Essentially it was just a big dumb fun popcorn flick, not nearly as profound as it was trying to be. Still, one line caught my attention.

"I see you."

This was a phrase used by the Na'vi, the big blue alien characters. It carried a world of meaning. I see you. I acknowledge your existence. You are just as important as any creature that has ever lived.

I wished the entire movie had been better, to be worthy of that one sentiment.

* * *

Today, June 6, was Day of Visibility for Invisible Diseases.

A disease is called invisible when it isn't readily obvious that the people who have it are sick. Nobody sees them when they feel their worst because they're too ill to go anywhere. When they have a good day, good enough to venture out into the world, they don't look sick and everyone assumes they must be fine.

And when sufferers claim they are NOT fine? The healthy people in their lives often assume they must just want attention and sympathy.

Many people with ME/CFS, fibromyalgia, chronic Lyme, POTS, MCS, and other diseases learn to keep quiet. Day of Visibility gives them a chance to come out of the closet, knowing that fellow sufferers are also putting themselves on the line.

I hope that a lot of sick people took the opportunity.

I hope that when they did, their friends and family said, "I see you."

Bridge to nowhere

That song I've been working on may or may not be finished.

After getting two whole posts out of changing a particular rhyme (and then keeping it the way it was in the first place), I'm now struggling with the bridge.
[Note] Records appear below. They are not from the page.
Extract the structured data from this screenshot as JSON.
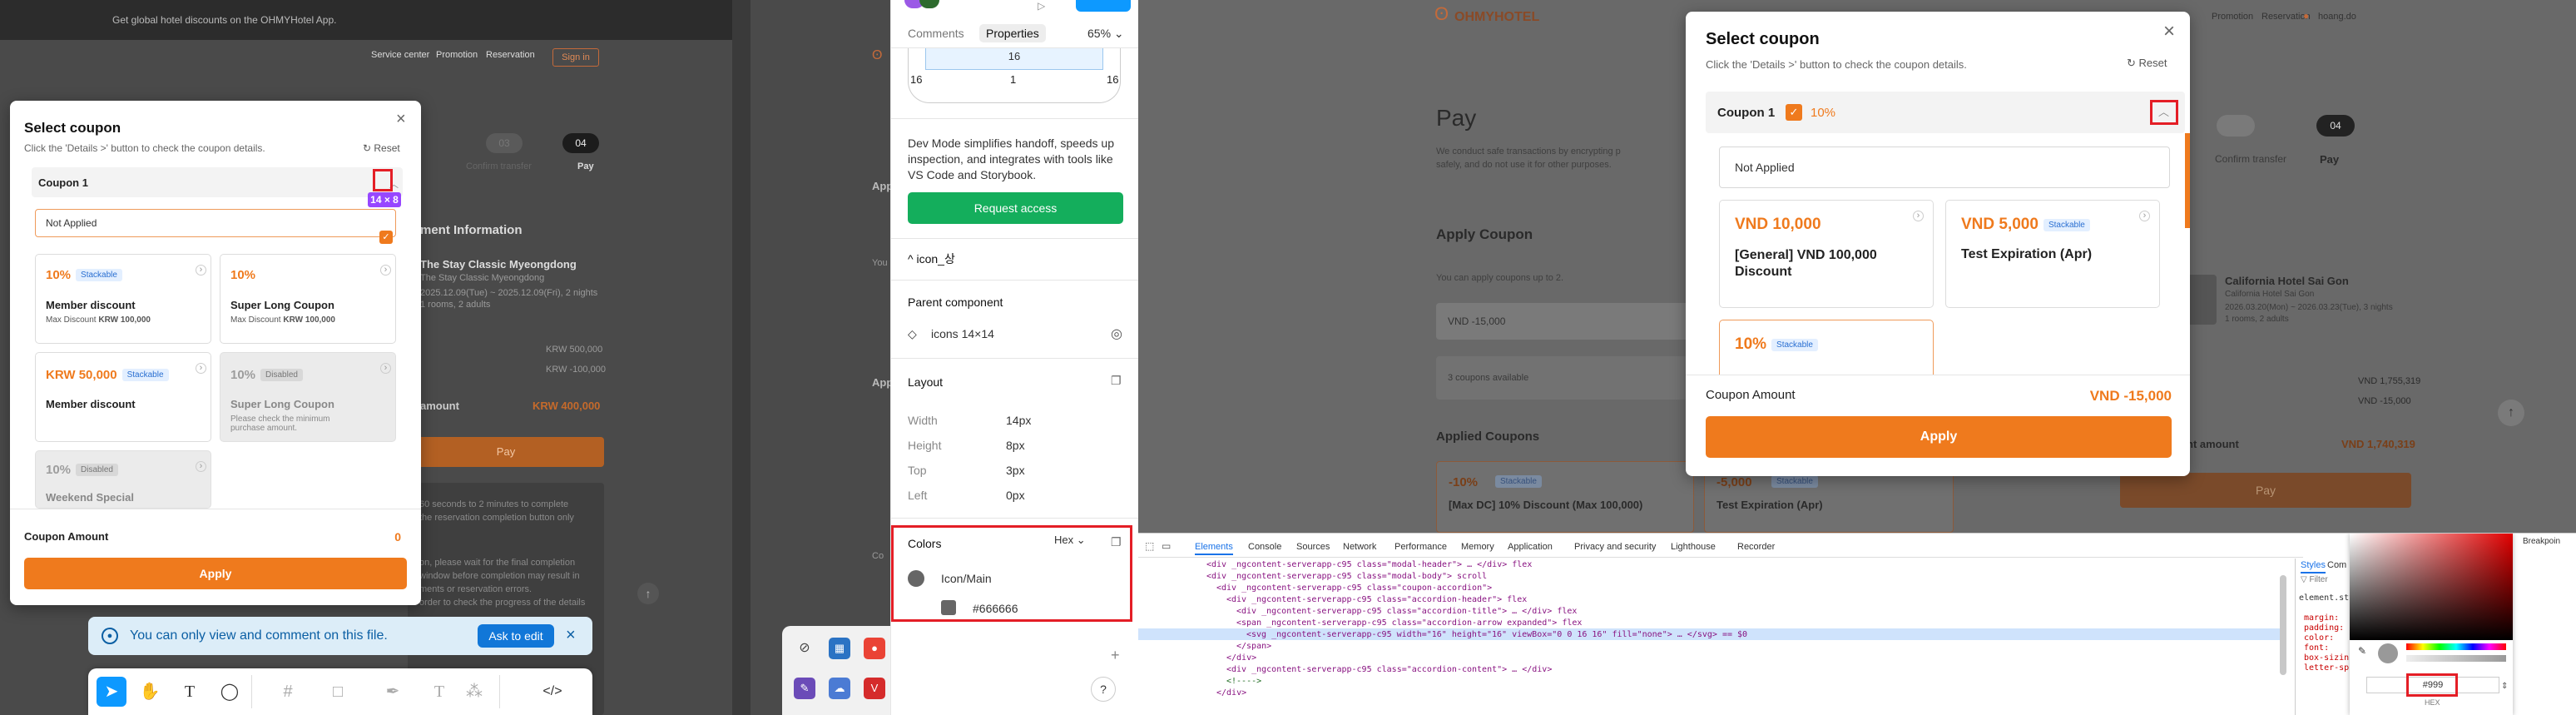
{
  "left_site": {
    "promo_text": "Get global hotel discounts on the OHMYHotel App.",
    "nav": [
      "Service center",
      "Promotion",
      "Reservation"
    ],
    "signin": "Sign in",
    "steps": [
      "03",
      "04"
    ],
    "step_labels": [
      "Confirm transfer",
      "Pay"
    ],
    "payment_info_title": "ment Information",
    "hotel_name": "The Stay Classic Myeongdong",
    "hotel_sub": "The Stay Classic Myeongdong",
    "hotel_dates": "2025.12.09(Tue) ~ 2025.12.09(Fri), 2 nights",
    "hotel_rooms": "1 rooms, 2 adults",
    "price_1": "KRW 500,000",
    "price_2": "KRW -100,000",
    "amount_label": "amount",
    "amount_value": "KRW 400,000",
    "pay_label": "Pay",
    "notice_1": "60 seconds to 2 minutes to complete",
    "notice_2": "the reservation completion button only",
    "notice_3": "on, please wait for the final completion",
    "notice_4": "window before completion may result in",
    "notice_5": "ments or reservation errors.",
    "notice_6": "order to check the progress of the details",
    "side_labels": [
      "App",
      "You",
      "App",
      "Co"
    ]
  },
  "coupon_modal_left": {
    "title": "Select coupon",
    "subtitle": "Click the 'Details >' button to check the coupon details.",
    "reset": "Reset",
    "accordion_title": "Coupon 1",
    "not_applied": "Not Applied",
    "measure_label": "14 × 8",
    "coupons": [
      {
        "value": "10%",
        "badge": "Stackable",
        "name": "Member discount",
        "desc_label": "Max Discount",
        "desc_value": "KRW 100,000",
        "disabled": false
      },
      {
        "value": "10%",
        "badge": "",
        "name": "Super Long Coupon",
        "desc_label": "Max Discount",
        "desc_value": "KRW 100,000",
        "disabled": false
      },
      {
        "value": "KRW 50,000",
        "badge": "Stackable",
        "name": "Member discount",
        "desc_label": "",
        "desc_value": "",
        "disabled": false
      },
      {
        "value": "10%",
        "badge": "Disabled",
        "name": "Super Long Coupon",
        "desc_label": "Please check the minimum purchase amount.",
        "desc_value": "",
        "disabled": true
      },
      {
        "value": "10%",
        "badge": "Disabled",
        "name": "Weekend Special",
        "desc_label": "",
        "desc_value": "",
        "disabled": true
      }
    ],
    "amount_label": "Coupon Amount",
    "amount_value": "0",
    "apply": "Apply"
  },
  "toast": {
    "text": "You can only view and comment on this file.",
    "button": "Ask to edit"
  },
  "toolbar": {
    "tools": [
      "move-tool-icon",
      "hand-tool-icon",
      "text-tool-icon",
      "comment-tool-icon",
      "frame-tool-icon",
      "shape-tool-icon",
      "pen-tool-icon",
      "text-tool-2-icon",
      "components-icon",
      "dev-mode-icon"
    ]
  },
  "dev_panel": {
    "tabs": [
      "Comments",
      "Properties"
    ],
    "zoom": "65%",
    "box_values": {
      "top": "16",
      "left": "16",
      "center": "1",
      "right": "16"
    },
    "description": "Dev Mode simplifies handoff, speeds up inspection, and integrates with tools like VS Code and Storybook.",
    "request_access": "Request access",
    "layer_name": "icon_상",
    "parent_component_label": "Parent component",
    "parent_component": "icons 14×14",
    "layout_label": "Layout",
    "layout": [
      {
        "label": "Width",
        "value": "14px"
      },
      {
        "label": "Height",
        "value": "8px"
      },
      {
        "label": "Top",
        "value": "3px"
      },
      {
        "label": "Left",
        "value": "0px"
      }
    ],
    "colors_label": "Colors",
    "color_format": "Hex",
    "color_name": "Icon/Main",
    "color_hex": "#666666"
  },
  "right_site": {
    "logo": "OHMYHOTEL",
    "nav": [
      "Promotion",
      "Reservation",
      "hoang.do"
    ],
    "page_title": "Pay",
    "page_desc_1": "We conduct safe transactions by encrypting p",
    "page_desc_2": "safely, and do not use it for other purposes.",
    "apply_coupon": "Apply Coupon",
    "coupons_up_to": "You can apply coupons up to 2.",
    "coupon_value_field": "VND -15,000",
    "coupons_available": "3 coupons available",
    "applied_coupons": "Applied Coupons",
    "applied_1_value": "-10%",
    "applied_1_badge": "Stackable",
    "applied_1_name": "[Max DC] 10% Discount (Max 100,000)",
    "applied_2_value": "-5,000",
    "applied_2_badge": "Stackable",
    "applied_2_name": "Test Expiration (Apr)",
    "step_labels": [
      "Confirm transfer",
      "Pay"
    ],
    "step_num": "04",
    "hotel_name": "California Hotel Sai Gon",
    "hotel_sub": "California Hotel Sai Gon",
    "hotel_dates": "2026.03.20(Mon) ~ 2026.03.23(Tue), 3 nights",
    "hotel_rooms": "1 rooms, 2 adults",
    "price_1": "VND 1,755,319",
    "price_2": "VND -15,000",
    "total_label": "nt amount",
    "total_value": "VND 1,740,319",
    "pay": "Pay"
  },
  "coupon_modal_right": {
    "title": "Select coupon",
    "subtitle": "Click the 'Details >' button to check the coupon details.",
    "reset": "Reset",
    "accordion_title": "Coupon 1",
    "accordion_value": "10%",
    "not_applied": "Not Applied",
    "coupons": [
      {
        "value": "VND 10,000",
        "badge": "",
        "name": "[General] VND 100,000 Discount"
      },
      {
        "value": "VND 5,000",
        "badge": "Stackable",
        "name": "Test Expiration (Apr)"
      },
      {
        "value": "10%",
        "badge": "Stackable",
        "name": ""
      }
    ],
    "amount_label": "Coupon Amount",
    "amount_value": "VND -15,000",
    "apply": "Apply"
  },
  "devtools": {
    "tabs": [
      "Elements",
      "Console",
      "Sources",
      "Network",
      "Performance",
      "Memory",
      "Application",
      "Privacy and security",
      "Lighthouse",
      "Recorder"
    ],
    "lines": [
      "<div _ngcontent-serverapp-c95 class=\"modal-header\"> … </div> flex",
      "<div _ngcontent-serverapp-c95 class=\"modal-body\"> scroll",
      "<div _ngcontent-serverapp-c95 class=\"coupon-accordion\">",
      "<div _ngcontent-serverapp-c95 class=\"accordion-header\"> flex",
      "<div _ngcontent-serverapp-c95 class=\"accordion-title\"> … </div> flex",
      "<span _ngcontent-serverapp-c95 class=\"accordion-arrow expanded\"> flex",
      "<svg _ngcontent-serverapp-c95 width=\"16\" height=\"16\" viewBox=\"0 0 16 16\" fill=\"none\"> … </svg> == $0",
      "</span>",
      "</div>",
      "<div _ngcontent-serverapp-c95 class=\"accordion-content\"> … </div>",
      "<!---->",
      "</div>"
    ],
    "styles_tabs": [
      "Styles",
      "Com"
    ],
    "filter": "Filter",
    "element_style": "element.style",
    "css_props": [
      "margin:",
      "padding:",
      "color:",
      "font:",
      "box-sizin",
      "letter-sp"
    ],
    "hex_value": "#999",
    "hex_label": "HEX",
    "breakpoints": "Breakpoin"
  },
  "colors": {
    "accent": "#ef7a1d",
    "figma_blue": "#0d99ff",
    "request_green": "#14ae5c",
    "highlight_red": "#e41e26",
    "measure_purple": "#9747ff",
    "icon_main": "#666666"
  }
}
I'd previously decided to just make it an instrumental break, but then I came up with a cool vocal melody. What the heck, I thought, it's a short song. Even though I think I've said everything I want to already, there must be room for a few more words.
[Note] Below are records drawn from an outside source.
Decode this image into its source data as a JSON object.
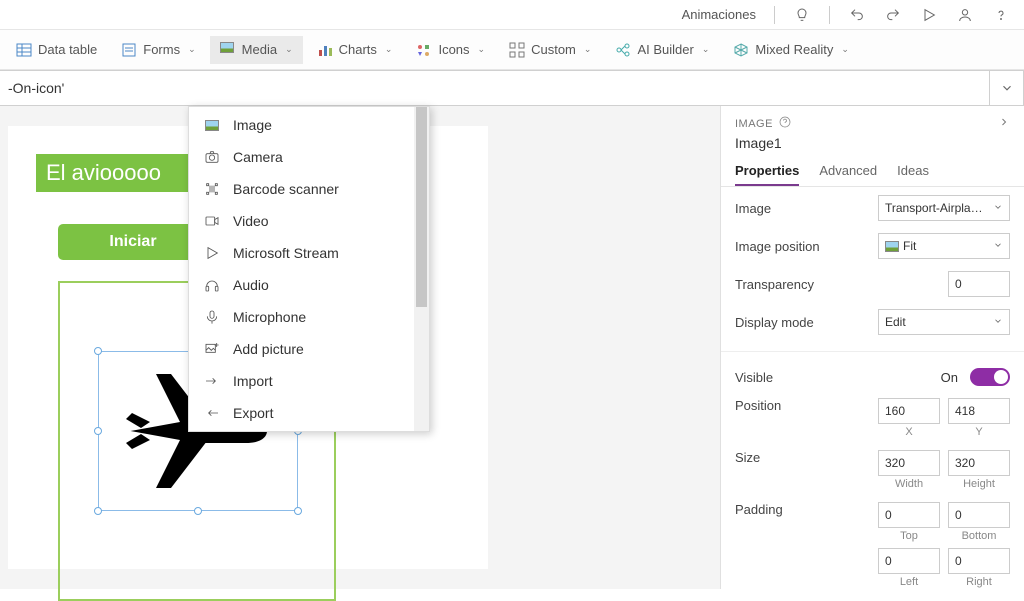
{
  "titlebar": {
    "animations": "Animaciones"
  },
  "ribbon": {
    "data_table": "Data table",
    "forms": "Forms",
    "media": "Media",
    "charts": "Charts",
    "icons": "Icons",
    "custom": "Custom",
    "ai_builder": "AI Builder",
    "mixed_reality": "Mixed Reality"
  },
  "formula": {
    "value": "-On-icon'"
  },
  "media_menu": {
    "items": [
      "Image",
      "Camera",
      "Barcode scanner",
      "Video",
      "Microsoft Stream",
      "Audio",
      "Microphone",
      "Add picture",
      "Import",
      "Export"
    ]
  },
  "canvas": {
    "screen_title": "El aviooooo",
    "start_button": "Iniciar"
  },
  "panel": {
    "crumb": "IMAGE",
    "control_name": "Image1",
    "tabs": {
      "properties": "Properties",
      "advanced": "Advanced",
      "ideas": "Ideas"
    },
    "props": {
      "image_label": "Image",
      "image_value": "Transport-Airplane-...",
      "image_position_label": "Image position",
      "image_position_value": "Fit",
      "transparency_label": "Transparency",
      "transparency_value": "0",
      "display_mode_label": "Display mode",
      "display_mode_value": "Edit",
      "visible_label": "Visible",
      "visible_value": "On",
      "position_label": "Position",
      "position_x": "160",
      "position_y": "418",
      "x_label": "X",
      "y_label": "Y",
      "size_label": "Size",
      "size_w": "320",
      "size_h": "320",
      "w_label": "Width",
      "h_label": "Height",
      "padding_label": "Padding",
      "pad_top": "0",
      "pad_bottom": "0",
      "top_label": "Top",
      "bottom_label": "Bottom",
      "pad_left": "0",
      "pad_right": "0",
      "left_label": "Left",
      "right_label": "Right"
    }
  }
}
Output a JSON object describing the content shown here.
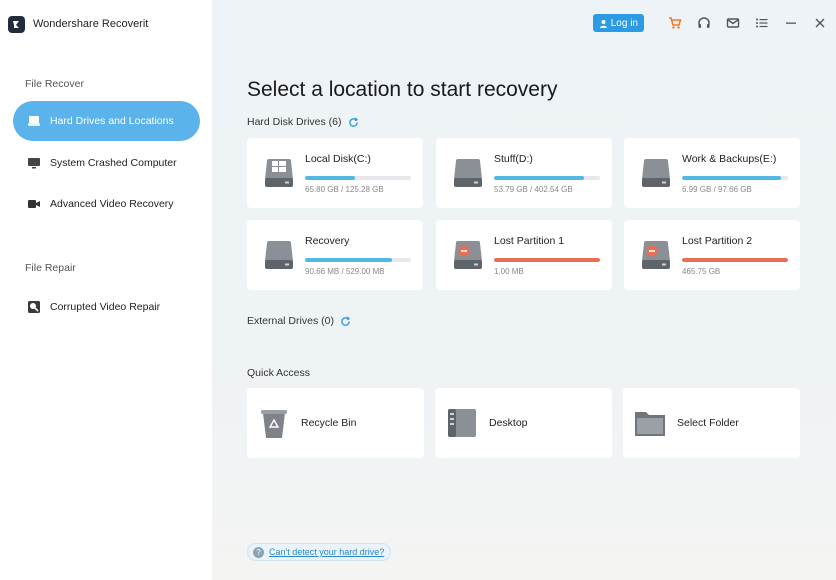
{
  "app": {
    "title": "Wondershare Recoverit"
  },
  "sidebar": {
    "sections": [
      {
        "label": "File Recover",
        "items": [
          {
            "label": "Hard Drives and Locations",
            "icon": "hard-drive-icon",
            "active": true
          },
          {
            "label": "System Crashed Computer",
            "icon": "monitor-icon",
            "active": false
          },
          {
            "label": "Advanced Video Recovery",
            "icon": "video-camera-icon",
            "active": false
          }
        ]
      },
      {
        "label": "File Repair",
        "items": [
          {
            "label": "Corrupted Video Repair",
            "icon": "video-repair-icon",
            "active": false
          }
        ]
      }
    ]
  },
  "topbar": {
    "login_label": "Log in",
    "icons": [
      "cart-icon",
      "headset-icon",
      "mail-icon",
      "menu-icon",
      "minimize-icon",
      "close-icon"
    ]
  },
  "main": {
    "title": "Select a location to start recovery",
    "hard_disk_heading": "Hard Disk Drives (6)",
    "external_heading": "External Drives (0)",
    "quick_access_heading": "Quick Access",
    "help_link": "Can't detect your hard drive?"
  },
  "drives": [
    {
      "name": "Local Disk(C:)",
      "size": "65.80 GB / 125.28 GB",
      "used": 0.47,
      "status": "ok",
      "system": true
    },
    {
      "name": "Stuff(D:)",
      "size": "53.79 GB / 402.54 GB",
      "used": 0.85,
      "status": "ok",
      "system": false
    },
    {
      "name": "Work & Backups(E:)",
      "size": "6.99 GB / 97.66 GB",
      "used": 0.93,
      "status": "ok",
      "system": false
    },
    {
      "name": "Recovery",
      "size": "90.66 MB / 529.00 MB",
      "used": 0.82,
      "status": "ok",
      "system": false
    },
    {
      "name": "Lost Partition 1",
      "size": "1.00 MB",
      "used": 1.0,
      "status": "lost",
      "system": false
    },
    {
      "name": "Lost Partition 2",
      "size": "465.75 GB",
      "used": 1.0,
      "status": "lost",
      "system": false
    }
  ],
  "quick_access": [
    {
      "label": "Recycle Bin",
      "icon": "recycle-bin-icon"
    },
    {
      "label": "Desktop",
      "icon": "desktop-icon"
    },
    {
      "label": "Select Folder",
      "icon": "folder-icon"
    }
  ],
  "colors": {
    "accent": "#5ab3ea",
    "login": "#2b9be5",
    "bar_ok": "#52b7e2",
    "bar_lost": "#e86f55",
    "cart": "#f07a2a"
  }
}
I wrote a couple versions of this bridge. In and of themselves, they were both fine. But none of them were satisfying me, and I finally figured out why. They provided a smoother transition from the second verse to the last. Problem is, I don't want a transition. I want there to be an abrupt scene jump.

A third version of the bridge shied away from transition. I liked it better. Unfortunately, it sort of contradicted what I say in the first verse.

Bah. Maybe I'll just stick with the instrumental.

Friday, June 4, 2010


A new study shows that long-term antiviral treatment can help ME/CFS patients.

A new XMRV diagnostic test should be available by July 1.

Is it my imagination, or does it seem like things are actually happening?